En Amfortas, Christian Gerhaher surprend : lui, le suprême Liedersänger, n’allait-il pas par la parole transcender la souffrance du roi pêcheur en une souffrance d’abord spirituelle ? Pas du tout : sa douleur est aiguë, physique, et il en éprouve une sourde colère, presque une révolte, contre lui-même, contre cette mort qui ne vient pas. Il est rare chez lui que la théâtralité prenne ainsi le pas sur la beauté du timbre et même sur la force des mots, mais le résultat est très convaincant. Wolfgang Koch, pilier de la maison, en est en quelque sorte le miroir : pas de noirceur charbonneuse chez son Klingsor, non pas un grand méchant, plutôt un philosophe désabusé.

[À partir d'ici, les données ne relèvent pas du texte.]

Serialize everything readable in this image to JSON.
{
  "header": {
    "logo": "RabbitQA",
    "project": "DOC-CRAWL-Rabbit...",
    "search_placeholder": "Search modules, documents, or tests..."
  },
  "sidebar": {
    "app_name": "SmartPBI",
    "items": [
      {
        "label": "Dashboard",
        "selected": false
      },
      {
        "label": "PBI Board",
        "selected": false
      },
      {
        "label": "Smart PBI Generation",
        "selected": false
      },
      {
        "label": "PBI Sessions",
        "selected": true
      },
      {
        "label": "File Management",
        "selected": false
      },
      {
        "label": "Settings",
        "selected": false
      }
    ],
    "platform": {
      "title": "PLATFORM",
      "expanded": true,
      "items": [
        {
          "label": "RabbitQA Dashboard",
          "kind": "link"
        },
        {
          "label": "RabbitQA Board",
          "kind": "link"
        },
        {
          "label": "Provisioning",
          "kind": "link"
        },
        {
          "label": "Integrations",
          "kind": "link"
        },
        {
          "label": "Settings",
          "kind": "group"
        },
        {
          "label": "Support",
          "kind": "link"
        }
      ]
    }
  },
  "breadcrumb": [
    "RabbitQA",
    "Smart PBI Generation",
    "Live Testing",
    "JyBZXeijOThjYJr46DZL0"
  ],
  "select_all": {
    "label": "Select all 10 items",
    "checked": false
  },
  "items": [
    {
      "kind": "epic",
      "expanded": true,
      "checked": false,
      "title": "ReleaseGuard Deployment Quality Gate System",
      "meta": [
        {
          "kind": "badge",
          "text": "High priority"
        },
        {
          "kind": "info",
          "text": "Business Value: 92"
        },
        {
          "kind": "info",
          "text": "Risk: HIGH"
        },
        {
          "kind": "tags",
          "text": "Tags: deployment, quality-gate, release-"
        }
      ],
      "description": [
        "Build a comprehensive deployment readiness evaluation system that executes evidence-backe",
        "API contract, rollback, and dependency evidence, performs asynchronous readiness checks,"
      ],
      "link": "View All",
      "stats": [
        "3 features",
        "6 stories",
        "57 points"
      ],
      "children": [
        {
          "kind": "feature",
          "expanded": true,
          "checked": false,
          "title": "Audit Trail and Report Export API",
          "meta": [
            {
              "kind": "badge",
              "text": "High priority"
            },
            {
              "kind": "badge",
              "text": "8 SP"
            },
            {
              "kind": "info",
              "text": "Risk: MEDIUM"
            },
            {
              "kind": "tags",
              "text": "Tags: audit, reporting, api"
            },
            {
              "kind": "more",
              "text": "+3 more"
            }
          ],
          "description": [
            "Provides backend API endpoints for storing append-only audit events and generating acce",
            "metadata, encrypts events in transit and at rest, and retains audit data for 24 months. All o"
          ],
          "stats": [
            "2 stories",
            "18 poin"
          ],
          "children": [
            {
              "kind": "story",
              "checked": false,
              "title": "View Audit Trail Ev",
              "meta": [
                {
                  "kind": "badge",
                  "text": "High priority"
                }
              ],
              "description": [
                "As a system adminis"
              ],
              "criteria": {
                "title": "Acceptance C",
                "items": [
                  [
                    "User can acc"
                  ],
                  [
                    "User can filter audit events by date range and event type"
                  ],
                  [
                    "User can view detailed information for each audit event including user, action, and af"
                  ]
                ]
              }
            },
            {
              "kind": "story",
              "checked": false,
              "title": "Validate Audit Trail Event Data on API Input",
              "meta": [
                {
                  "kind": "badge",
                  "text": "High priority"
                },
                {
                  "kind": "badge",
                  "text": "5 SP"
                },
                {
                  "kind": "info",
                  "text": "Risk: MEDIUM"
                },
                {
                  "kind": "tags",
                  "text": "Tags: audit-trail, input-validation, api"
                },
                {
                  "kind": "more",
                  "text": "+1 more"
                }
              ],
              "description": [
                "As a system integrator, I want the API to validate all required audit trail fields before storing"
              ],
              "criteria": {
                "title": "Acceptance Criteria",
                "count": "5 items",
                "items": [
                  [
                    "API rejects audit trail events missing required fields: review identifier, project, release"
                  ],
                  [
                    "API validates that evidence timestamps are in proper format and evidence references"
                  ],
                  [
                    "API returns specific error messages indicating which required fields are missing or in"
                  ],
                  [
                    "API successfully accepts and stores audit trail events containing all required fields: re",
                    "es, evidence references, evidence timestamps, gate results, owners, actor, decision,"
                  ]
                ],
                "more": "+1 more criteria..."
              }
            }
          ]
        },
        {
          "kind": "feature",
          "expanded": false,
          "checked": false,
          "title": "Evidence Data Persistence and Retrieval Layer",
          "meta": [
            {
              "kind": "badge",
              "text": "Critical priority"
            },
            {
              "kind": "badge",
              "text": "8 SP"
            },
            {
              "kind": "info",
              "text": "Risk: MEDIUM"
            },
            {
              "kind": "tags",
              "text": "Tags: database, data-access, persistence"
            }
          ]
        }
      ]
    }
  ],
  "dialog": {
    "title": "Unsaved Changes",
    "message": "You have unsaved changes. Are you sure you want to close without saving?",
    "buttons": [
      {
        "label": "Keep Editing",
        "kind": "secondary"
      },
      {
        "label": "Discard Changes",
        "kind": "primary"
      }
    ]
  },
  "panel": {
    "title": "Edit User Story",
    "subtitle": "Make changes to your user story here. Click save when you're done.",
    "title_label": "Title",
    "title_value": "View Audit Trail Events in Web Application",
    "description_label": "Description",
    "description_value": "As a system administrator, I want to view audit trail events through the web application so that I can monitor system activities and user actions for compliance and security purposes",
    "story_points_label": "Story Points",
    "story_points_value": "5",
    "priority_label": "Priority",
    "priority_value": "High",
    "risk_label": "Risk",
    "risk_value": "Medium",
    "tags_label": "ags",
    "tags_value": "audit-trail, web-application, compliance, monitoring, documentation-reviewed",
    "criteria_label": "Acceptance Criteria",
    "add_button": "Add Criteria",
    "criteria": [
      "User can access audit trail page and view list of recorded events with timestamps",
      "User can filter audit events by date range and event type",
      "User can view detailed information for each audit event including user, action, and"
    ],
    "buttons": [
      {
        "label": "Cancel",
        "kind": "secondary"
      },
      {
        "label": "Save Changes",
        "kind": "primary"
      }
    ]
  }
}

Jonas Kaufmann, lui, correspond plus directement à ce qu’on pouvait attendre de lui : les moments les plus héroïques sont les moins convaincants, parce que la voix et les voyelles s’ouvrent à l’excès, mais le volume sonore et l’engagement font aisément oublier ce défaut ; tout le début de l’acte III, chanté presque constamment pianissimo avec une voix d’une légèreté de rêve, est au contraire ce qu’on a vu de plus beau sur une scène wagnérienne depuis longtemps, à la hauteur de son Lohengrin de Munich en 2009. Kaufmann arrive au bout du rôle (Nur eine Waffe taugt!) avec une fraîcheur et un engagement intacts dont les wagnériens di forza qu’on tolère souvent faute de mieux ne peuvent que rêver. Face à lui, Nina Stemme propose une interprétation de Kundry très différente de celle offerte il y a quatre mois au public de Zurich : elle y était pure beauté sonore, alors que le travail sur les mots semble privilégié ici ; la scène au début de l’acte II possède une vivacité rarement atteinte.

Reste, naturellement, un protagoniste essentiel à cette exemplaire réussite musicale : Kirill Petrenko propose un Parsifal qui, en termes comptables, fait partie des plus rapides de l’histoire interprétative de l’œuvre (environ trois heures quarante-cinq), mais cette rapidité relative (et justifiée) s’accompagne d’un travail très personnel sur les tempi qui passe aussi par des passages beaucoup plus lents et méditatifs. Il y a du théâtre et des contrastes ; comme toujours chez ce vrai chef d’opéra, il y a aussi un travail de soutien des chanteurs, et aussi une chaleur et une intensité qui donnent une présence au drame loin de toute ritualité de pacotille. Et l’Opéra de Bavière place à son service ce qu’elle a de meilleur depuis des décennies : un orchestre unique au monde et un chœur qui, pour cette production, atteint un niveau qu’on ne lui avait pas connu depuis des années.